Swołowo, a picturesque village, home of 242 inhabitants, is a juicy appetizer for ethnographers but also gourmands. Located in Pomerenia, Northern Poland, Swołowo is both physically and mentally far from big city life, starred restaurants and other contemporary frenzy.

Very strong home distillate.

The village is something like a well-preserved jar of fermented delights: Time has stopped yet it’s a cradle for modern gastronomy and a source of inspiration for upcoming chefs and food enthusiast. Swołowo’s inhabitants have remained in a time and place, which most people desperately seek to return to, a time where countryside homes had smokeries in the attic, distilleries in shabby eccentric garden huts; a time where cows, sheep and other living creatures roamed around freely before ending up under the butchers’ knives and later in the housewives' steaming pots.

 Polish lamb sausage going to the smoke room.

Nevertheless, Polish food culture seems to be stuck somewhere between tradition and modernity – a reoccurring state of affairs in many other countries alike. The two opposite poles, the authentic villages that serve as banks of traditional food culture and the dynamic big cities fuelled by new blood and novel endeavours, seem to create schism in the foodscape of the country. Seeking a gastronomical identity recognised both home and abroad is a sore battle. How to respect the old and learn from it, but at the same token give up redundant good-olds to make space for fresh and delicious new ideas? The journey towards an established connection between who we are and what we eat is often a schizophrenic combat where utter failure and exquisite invention flirt relentlessly with one another.


On the other hand, it's not like grounded food culture nations such as France and Italy have it all figured out either. In fact, the fear of loosing the precious heritage upon which the Frenchies and Italianos built their acquired taste is as tough a crisis as creating such a foundation to begin with. Having said that, when everything is possible in theory, the overflow of ideas easily leads to total blockage of mind and lack of focus. The good folks of Swołowo were spot on in their traditional techniques, but one may wonder if they recognize it themselves. Or does it even matter? Naming and defining for the sake of a purpose is equally dangerous as necessary.

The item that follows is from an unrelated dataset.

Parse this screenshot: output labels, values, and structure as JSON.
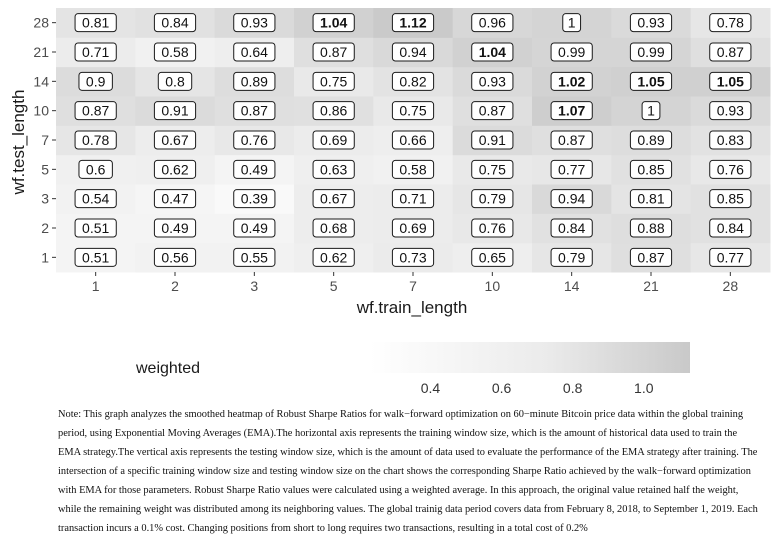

A home smokers in the attic. 

There’s a magical feel to a place like this village on the northern coast of Poland. It’s almost too good to be true in a Big Fish "Town of Spectre" kind of way. I wonder, was the smell of smoke stronger, the distillates purer and the lamb juicier really, or was it just the antidote to the surroundings of an urban dweller that made the impact so potent? Whatever it was the impact definitely prevails. To stay in Swołowo however, regadless of its authenticity, could be too much.